Tingog builds on a multi-stakeholder partnership among local government officials, ordinary citizens, civil society and the media. To ensure the participation and support of the community for Tingog 2015, civil society groups from both Tabaco and Agusan del Sur are undergoing continuing capacity building to develop a claimholding and development-partner mindset.

A communications and advocacy strategy is also being rolled out with the aim of incentivizing the public to send feedback and encourage local government to respond immediately.

A monitoring and evaluation (M&E) system is being developed, in order to provide a measurable and verifiable means of evaluating the relevance and effectiveness of the system.

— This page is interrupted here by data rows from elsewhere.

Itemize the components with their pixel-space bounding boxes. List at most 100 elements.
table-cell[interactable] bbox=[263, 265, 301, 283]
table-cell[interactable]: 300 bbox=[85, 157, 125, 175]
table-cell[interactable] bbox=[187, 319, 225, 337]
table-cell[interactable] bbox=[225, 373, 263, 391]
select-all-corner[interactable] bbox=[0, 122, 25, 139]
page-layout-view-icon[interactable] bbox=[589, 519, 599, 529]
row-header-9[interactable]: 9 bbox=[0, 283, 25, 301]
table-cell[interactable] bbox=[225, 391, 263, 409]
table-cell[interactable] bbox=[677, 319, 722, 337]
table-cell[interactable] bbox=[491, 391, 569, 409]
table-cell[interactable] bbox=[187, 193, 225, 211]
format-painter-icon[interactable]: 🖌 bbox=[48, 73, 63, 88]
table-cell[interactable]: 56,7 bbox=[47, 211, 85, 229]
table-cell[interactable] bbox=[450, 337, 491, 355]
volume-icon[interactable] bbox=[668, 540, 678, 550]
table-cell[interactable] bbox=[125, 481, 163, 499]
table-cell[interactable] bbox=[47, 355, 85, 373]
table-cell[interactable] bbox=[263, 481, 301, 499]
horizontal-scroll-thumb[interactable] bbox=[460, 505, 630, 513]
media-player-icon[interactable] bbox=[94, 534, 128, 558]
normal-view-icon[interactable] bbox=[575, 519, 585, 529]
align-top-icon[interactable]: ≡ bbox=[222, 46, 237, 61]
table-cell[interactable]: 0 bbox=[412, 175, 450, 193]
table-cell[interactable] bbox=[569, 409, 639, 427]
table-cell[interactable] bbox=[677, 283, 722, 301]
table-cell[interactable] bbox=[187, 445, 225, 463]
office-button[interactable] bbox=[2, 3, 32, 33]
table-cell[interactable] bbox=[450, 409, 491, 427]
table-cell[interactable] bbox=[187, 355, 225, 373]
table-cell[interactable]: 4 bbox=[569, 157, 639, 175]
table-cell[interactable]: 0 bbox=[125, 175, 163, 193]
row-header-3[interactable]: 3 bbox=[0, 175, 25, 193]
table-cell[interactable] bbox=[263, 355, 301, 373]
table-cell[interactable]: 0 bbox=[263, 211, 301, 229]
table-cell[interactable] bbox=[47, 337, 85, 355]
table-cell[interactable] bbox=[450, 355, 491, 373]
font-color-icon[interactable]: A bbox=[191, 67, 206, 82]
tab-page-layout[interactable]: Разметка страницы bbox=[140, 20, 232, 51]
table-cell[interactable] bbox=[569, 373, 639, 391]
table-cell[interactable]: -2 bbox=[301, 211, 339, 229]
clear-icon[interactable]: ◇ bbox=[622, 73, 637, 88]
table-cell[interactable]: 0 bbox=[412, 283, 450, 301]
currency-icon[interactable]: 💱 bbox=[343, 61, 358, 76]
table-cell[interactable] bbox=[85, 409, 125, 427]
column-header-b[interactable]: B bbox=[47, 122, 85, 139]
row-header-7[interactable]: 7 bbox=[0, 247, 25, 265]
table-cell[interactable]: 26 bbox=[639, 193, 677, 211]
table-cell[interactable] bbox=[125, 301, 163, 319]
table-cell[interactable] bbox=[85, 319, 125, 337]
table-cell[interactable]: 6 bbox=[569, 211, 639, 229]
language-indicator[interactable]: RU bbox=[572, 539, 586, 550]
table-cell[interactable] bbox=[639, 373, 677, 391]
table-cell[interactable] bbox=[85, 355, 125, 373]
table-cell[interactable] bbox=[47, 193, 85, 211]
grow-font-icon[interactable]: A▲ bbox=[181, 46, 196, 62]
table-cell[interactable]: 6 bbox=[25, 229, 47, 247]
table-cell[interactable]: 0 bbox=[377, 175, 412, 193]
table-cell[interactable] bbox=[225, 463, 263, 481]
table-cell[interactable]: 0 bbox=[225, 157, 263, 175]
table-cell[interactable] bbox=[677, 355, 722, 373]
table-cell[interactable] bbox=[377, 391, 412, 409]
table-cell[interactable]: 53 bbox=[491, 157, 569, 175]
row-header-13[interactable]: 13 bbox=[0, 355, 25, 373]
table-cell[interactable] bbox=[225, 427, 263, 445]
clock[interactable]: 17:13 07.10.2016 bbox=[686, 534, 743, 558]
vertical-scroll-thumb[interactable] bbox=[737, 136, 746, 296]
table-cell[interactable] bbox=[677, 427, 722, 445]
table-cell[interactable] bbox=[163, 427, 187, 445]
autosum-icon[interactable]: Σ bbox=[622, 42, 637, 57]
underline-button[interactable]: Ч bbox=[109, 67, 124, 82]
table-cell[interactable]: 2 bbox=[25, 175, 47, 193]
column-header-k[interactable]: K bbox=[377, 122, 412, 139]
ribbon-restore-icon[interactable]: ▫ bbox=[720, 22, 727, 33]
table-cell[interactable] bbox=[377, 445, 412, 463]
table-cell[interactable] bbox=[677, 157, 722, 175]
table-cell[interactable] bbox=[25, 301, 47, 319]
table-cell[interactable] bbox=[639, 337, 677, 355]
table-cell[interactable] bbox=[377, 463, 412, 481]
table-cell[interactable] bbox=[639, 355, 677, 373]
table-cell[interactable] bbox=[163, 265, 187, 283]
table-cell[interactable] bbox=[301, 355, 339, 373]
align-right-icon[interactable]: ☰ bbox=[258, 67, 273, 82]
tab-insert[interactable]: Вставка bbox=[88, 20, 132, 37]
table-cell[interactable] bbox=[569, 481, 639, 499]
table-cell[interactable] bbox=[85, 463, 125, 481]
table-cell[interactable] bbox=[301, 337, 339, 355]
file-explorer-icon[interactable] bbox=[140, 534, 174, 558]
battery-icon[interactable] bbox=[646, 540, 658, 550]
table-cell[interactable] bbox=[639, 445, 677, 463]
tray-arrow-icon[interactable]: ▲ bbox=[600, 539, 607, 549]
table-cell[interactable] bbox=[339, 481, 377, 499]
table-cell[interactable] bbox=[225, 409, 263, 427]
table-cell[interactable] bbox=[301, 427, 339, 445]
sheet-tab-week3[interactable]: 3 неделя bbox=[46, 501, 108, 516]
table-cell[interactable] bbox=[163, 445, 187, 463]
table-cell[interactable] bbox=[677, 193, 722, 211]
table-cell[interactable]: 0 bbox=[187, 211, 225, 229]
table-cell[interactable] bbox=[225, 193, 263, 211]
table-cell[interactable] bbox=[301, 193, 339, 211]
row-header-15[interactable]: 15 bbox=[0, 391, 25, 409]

At the end of the pilot process in both Albay and Agusan del Sur, it is envisaged that a replication guide for roll-out to LGUs, including training manuals and the software itself, will be turned over to the Department of the Interior and Local Government and the House of Representatives, with the hope of it becoming a necessary and practical monitoring and feedback tool for local development planning.

Achievements to Date

(1)   Tingog is the first feedback system in the country that brings together the private sector, civil society, media and the government.

  • Globe, Smart and Sun have all agreed to provide the ‘2015’ short code for a charge of only 1 Php per text. This is a first in the history of the telcos.
  • Civil society organizations have been given full viewing rights to the system. They are able to see all reports received, actions taken, pending reports, and be able to generate summary reports and analysis.
  • Media will be provided with success stories on Tingog to encourage citizen reporting and excellent performance of service providers.                                      

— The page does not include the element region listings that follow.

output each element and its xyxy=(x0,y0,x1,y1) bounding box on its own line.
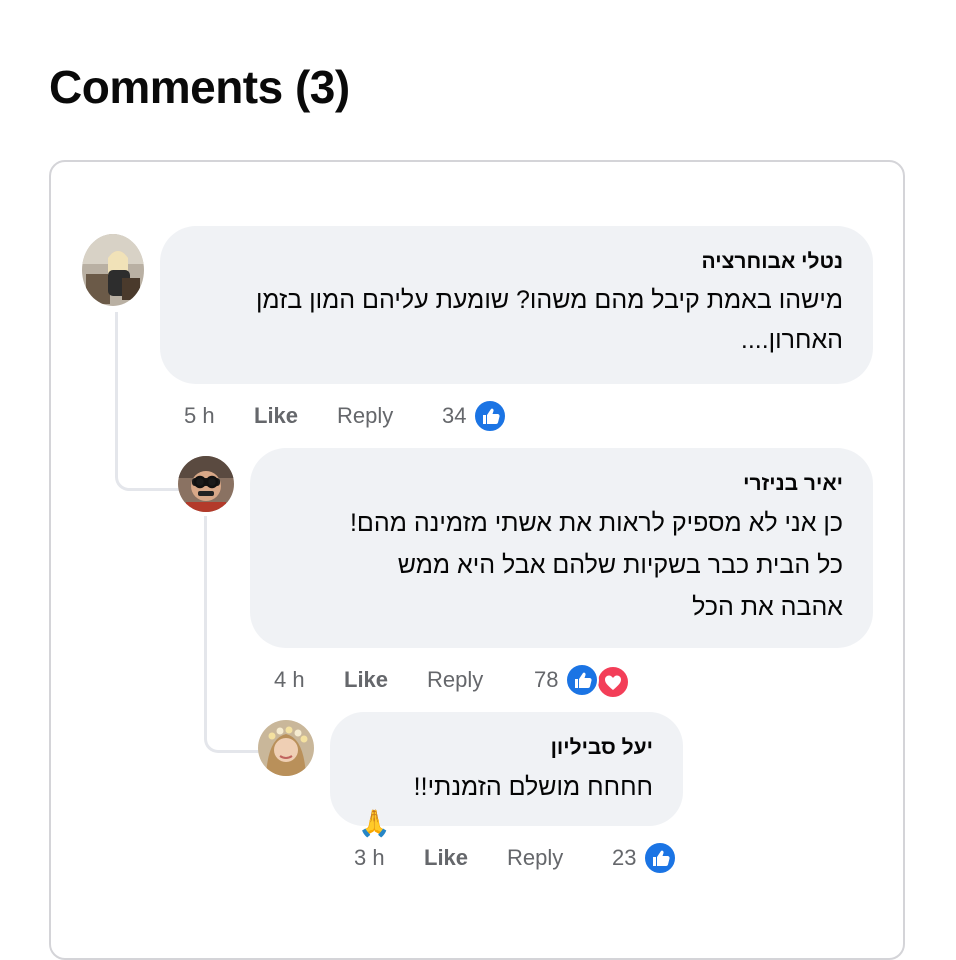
reply-button[interactable]: Reply xyxy=(337,403,393,429)
like-button[interactable]: Like xyxy=(344,667,388,693)
comment-text: מישהו באמת קיבל מהם משהו? שומעת עליהם המ… xyxy=(255,286,843,354)
reaction-count[interactable]: 78 xyxy=(534,667,558,693)
reply-button[interactable]: Reply xyxy=(427,667,483,693)
comment-actions: 3 h Like Reply 23 xyxy=(330,839,710,879)
comment-timestamp[interactable]: 5 h xyxy=(184,403,215,429)
like-icon xyxy=(473,399,507,433)
comment-bubble: נטלי אבוחרציה מישהו באמת קיבל מהם משהו? … xyxy=(160,226,873,384)
comment-bubble: יאיר בניזרי כן אני לא מספיק לראות את אשת… xyxy=(250,448,873,648)
page-title: Comments (3) xyxy=(49,61,350,113)
like-icon xyxy=(565,663,599,697)
comment-author[interactable]: יאיר בניזרי xyxy=(280,470,843,498)
like-icon xyxy=(643,841,677,875)
comment-text: כן אני לא מספיק לראות את אשתי מזמינה מהם… xyxy=(349,509,843,621)
comment-actions: 4 h Like Reply 78 xyxy=(250,661,650,701)
avatar[interactable] xyxy=(258,720,314,776)
comment-author[interactable]: יעל סביליון xyxy=(360,734,653,762)
like-button[interactable]: Like xyxy=(254,403,298,429)
comment-text: חחחח מושלם הזמנתי!! xyxy=(413,773,653,801)
comment-actions: 5 h Like Reply 34 xyxy=(160,397,540,437)
reaction-count[interactable]: 34 xyxy=(442,403,466,429)
love-icon xyxy=(596,665,630,699)
avatar[interactable] xyxy=(82,234,144,306)
comment-timestamp[interactable]: 3 h xyxy=(354,845,385,871)
comment-timestamp[interactable]: 4 h xyxy=(274,667,305,693)
pray-emoji: 🙏 xyxy=(358,808,391,838)
like-button[interactable]: Like xyxy=(424,845,468,871)
comment-author[interactable]: נטלי אבוחרציה xyxy=(190,248,843,276)
avatar[interactable] xyxy=(178,456,234,512)
reaction-count[interactable]: 23 xyxy=(612,845,636,871)
reply-button[interactable]: Reply xyxy=(507,845,563,871)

(2)   Tingog has given voice to citizens and empowered them to become active partners in governance.

  • Tingog is introduced to change citizens’ mindsets from that of resignation to that of empowerment.
  • With the anonymity that text messaging provides, citizens are now more encouraged to speak up on issues relating to service providers.

(3)   Tingog has cultivated a service-oriented attitude and contributed to a culture of accountability among local government and service providers.

  • Even without receiving reports, the set-up of Tingog itself has encouraged local service providers to improve their services and attitude towards clients.
  • At the same time, local officials expressed appreciation for positive feedback received through Tingog.